L'Egypte peut devenir État défaillant
L'Analyse de Ron Ben Yshai,
commentateur politique du quotidien israélien
Yediot Aharonot :
«La chaotique Égypte n'a pas besoin de l'appel d'Obama à un dialogue politique, mais d'une aide étrangère massive ; toute autre action est vouée à l'échec.»
Le vote de défiance de la rue égyptienne envers le régime des Frères musulmans n'augure rien de bon pour les citoyens. Les voisins de l'Égypte devraient se sentir concernés parce que le pays est en voie de devenir un État défaillant.
Même si la crise politique actuelle est résolue et que les manifestants retournent dans leurs foyers, les principaux maux qui ont conduit à la confrontation ne vont pas disparaître:
L'économie égyptienne, qui ne fonctionne que partiellement, est ce qui pousse des millions de jeunes à descendre dans la rue ; parce qu'ils sont au chômage et ne peuvent pas gagner un salaire décent.
L'effondrement des autorités se traduit par l'anarchie dans les villes et dans la péninsule du Sinaï. Elle est également à l'origine du sentiment d'insécurité des citoyens qui se sentent en danger dans les rues de leurs villes.
L'activité politique se déroule sur la rue les réseaux sociaux et la rue dicte l'agenda politique et publique, ainsi que - dans une large mesure - les décisions opérationnelles. Les institutions démocratiques - le Parlement, la présidence et le gouvernement - sont presque hors de propos.
La détresse économique en Égypte, en particulier en ce qui concerne l'emploi des jeunes, n'est pas nouvelle. Ce fut d'ailleurs la principale raison derrière la révolte contre le régime de Moubarak, mais à l'époque il y avait au moins une croissance économique et un approvisionnement régulier en produits de base tels que la farine et l'essence. Aujourd'hui, le régime des Frères musulmans est incapable de fournir un afflux régulier et suffisant de ces produits.
Ce qui est vraiment démoralisant, c'est qu'il ne semble pas y avoir un seul politicien ou un dirigeant de l'armée capable de sauver l'économie égyptienne.

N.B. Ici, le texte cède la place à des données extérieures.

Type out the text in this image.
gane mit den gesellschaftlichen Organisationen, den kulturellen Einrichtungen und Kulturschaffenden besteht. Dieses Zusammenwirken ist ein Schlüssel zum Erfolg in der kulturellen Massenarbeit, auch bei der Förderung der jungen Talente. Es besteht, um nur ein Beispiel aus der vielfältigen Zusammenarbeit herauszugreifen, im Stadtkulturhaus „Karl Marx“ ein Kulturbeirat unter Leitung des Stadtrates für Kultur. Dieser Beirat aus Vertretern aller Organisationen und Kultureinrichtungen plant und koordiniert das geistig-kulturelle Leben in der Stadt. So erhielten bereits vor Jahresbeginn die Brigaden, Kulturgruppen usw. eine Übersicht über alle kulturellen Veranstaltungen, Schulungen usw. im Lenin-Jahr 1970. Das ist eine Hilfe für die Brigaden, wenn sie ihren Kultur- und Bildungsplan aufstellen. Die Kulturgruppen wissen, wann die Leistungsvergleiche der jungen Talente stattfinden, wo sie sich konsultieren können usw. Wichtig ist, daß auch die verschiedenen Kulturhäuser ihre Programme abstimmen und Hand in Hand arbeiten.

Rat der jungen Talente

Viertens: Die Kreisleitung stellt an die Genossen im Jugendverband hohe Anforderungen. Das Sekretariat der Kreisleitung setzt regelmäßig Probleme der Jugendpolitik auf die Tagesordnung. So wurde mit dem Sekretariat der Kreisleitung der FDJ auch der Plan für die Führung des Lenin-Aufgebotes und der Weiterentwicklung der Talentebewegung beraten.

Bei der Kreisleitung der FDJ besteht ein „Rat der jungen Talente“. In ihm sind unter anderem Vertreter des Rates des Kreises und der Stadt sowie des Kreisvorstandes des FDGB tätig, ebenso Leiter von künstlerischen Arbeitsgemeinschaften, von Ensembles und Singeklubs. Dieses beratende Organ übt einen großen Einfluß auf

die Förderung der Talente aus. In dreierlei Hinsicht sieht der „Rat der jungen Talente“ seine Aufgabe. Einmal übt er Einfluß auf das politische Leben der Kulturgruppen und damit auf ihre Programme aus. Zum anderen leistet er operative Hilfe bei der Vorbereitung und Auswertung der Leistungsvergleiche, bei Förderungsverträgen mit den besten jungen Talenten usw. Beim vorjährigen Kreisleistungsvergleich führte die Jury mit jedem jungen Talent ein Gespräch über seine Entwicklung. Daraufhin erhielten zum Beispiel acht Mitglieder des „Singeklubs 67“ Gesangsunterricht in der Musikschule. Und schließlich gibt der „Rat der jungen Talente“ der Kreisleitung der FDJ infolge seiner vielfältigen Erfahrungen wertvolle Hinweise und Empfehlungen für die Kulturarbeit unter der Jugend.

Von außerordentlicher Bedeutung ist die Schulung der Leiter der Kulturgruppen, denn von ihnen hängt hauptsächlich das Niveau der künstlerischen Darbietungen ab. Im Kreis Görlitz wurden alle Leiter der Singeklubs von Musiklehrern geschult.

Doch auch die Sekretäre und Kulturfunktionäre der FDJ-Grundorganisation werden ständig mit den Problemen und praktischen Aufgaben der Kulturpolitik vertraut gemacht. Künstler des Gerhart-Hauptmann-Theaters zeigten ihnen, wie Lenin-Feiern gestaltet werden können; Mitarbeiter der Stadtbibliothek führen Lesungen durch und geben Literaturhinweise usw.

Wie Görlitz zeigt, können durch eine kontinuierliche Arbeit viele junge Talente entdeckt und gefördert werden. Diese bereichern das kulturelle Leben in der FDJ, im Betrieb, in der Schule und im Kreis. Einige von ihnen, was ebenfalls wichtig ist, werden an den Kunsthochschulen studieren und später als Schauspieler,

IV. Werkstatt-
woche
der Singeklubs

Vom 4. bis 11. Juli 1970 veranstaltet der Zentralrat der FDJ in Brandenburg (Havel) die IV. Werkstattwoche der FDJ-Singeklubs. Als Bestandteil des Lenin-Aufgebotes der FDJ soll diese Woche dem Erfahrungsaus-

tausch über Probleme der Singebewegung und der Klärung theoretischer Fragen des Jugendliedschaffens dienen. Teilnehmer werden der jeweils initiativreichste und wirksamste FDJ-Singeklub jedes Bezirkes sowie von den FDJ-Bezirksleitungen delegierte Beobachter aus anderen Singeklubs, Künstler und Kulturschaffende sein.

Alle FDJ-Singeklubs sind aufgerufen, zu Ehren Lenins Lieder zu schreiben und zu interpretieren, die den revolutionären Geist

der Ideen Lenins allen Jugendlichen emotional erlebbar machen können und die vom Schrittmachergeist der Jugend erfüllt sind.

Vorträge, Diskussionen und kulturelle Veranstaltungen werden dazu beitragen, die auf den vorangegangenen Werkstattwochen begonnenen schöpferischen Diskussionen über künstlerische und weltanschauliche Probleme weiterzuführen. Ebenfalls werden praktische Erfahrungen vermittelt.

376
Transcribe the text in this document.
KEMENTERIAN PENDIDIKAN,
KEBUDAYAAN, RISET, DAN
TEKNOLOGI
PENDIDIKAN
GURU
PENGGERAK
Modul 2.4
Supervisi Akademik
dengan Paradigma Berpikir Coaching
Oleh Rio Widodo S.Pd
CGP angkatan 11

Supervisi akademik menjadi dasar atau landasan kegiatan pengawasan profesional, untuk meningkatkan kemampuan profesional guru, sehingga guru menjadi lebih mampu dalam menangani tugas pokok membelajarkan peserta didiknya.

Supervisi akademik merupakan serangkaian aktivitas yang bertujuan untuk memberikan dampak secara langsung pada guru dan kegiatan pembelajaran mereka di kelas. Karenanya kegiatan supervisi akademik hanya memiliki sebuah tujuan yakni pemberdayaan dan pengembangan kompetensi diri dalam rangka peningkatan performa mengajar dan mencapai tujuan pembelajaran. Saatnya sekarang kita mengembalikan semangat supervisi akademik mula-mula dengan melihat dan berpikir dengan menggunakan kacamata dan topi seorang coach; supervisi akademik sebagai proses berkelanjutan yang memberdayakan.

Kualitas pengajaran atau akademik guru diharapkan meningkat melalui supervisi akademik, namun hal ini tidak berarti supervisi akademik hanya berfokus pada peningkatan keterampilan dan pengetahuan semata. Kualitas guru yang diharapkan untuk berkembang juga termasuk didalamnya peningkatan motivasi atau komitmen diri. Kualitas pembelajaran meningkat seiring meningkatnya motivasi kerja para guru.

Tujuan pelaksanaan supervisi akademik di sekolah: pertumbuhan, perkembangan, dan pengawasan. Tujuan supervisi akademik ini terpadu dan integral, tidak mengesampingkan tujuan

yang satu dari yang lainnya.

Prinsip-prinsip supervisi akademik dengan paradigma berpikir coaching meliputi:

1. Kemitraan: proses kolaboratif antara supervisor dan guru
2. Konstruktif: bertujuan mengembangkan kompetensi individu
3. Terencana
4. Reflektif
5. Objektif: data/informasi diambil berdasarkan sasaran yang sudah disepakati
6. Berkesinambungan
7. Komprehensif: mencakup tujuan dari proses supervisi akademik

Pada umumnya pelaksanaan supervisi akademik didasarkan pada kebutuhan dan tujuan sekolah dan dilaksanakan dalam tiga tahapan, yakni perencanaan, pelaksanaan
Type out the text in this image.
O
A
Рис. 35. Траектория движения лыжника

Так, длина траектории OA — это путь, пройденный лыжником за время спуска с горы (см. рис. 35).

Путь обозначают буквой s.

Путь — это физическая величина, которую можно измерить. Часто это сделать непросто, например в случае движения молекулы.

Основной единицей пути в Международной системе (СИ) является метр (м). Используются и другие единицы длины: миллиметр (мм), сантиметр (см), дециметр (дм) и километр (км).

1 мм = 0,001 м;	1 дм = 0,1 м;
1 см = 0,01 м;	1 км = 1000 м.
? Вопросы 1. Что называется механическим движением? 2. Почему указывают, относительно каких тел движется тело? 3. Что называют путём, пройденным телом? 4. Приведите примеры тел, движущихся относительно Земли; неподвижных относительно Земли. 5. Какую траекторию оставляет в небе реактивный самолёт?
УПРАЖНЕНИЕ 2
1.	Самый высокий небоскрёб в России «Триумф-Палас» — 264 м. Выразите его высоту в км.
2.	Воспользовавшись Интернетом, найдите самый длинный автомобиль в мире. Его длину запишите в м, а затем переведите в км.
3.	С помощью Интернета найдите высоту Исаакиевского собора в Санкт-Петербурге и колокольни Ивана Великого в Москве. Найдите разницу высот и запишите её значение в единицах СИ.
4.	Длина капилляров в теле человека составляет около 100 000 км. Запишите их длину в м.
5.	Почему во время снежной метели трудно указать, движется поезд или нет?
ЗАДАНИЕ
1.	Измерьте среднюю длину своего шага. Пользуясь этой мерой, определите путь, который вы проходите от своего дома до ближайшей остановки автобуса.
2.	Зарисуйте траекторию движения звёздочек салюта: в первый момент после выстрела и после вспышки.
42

Afin de se remettre, l’Égypte a besoin d'une intervention étrangère massive, ainsi que des investissements généreux des Pays du Golfe et des sociétés occidentales avec l'aide du Fonds monétaire international et d'autres institutions mondiales, qui seraient l’exécutif de fait de l'économie égyptienne, présentement rongée par une corruption endémique, jusqu'à ce qu'elle « se refasse une santé ».
Mais l'économie en Europe et aux États-Unis qui commence juste à se redresser n'augure rien de bon pour l'économie égyptienne. Quel investisseur étranger, voire touristique, pourrait dépenser son argent dans un pays où les gens sont volés dans la rue et les femmes sont constamment violées?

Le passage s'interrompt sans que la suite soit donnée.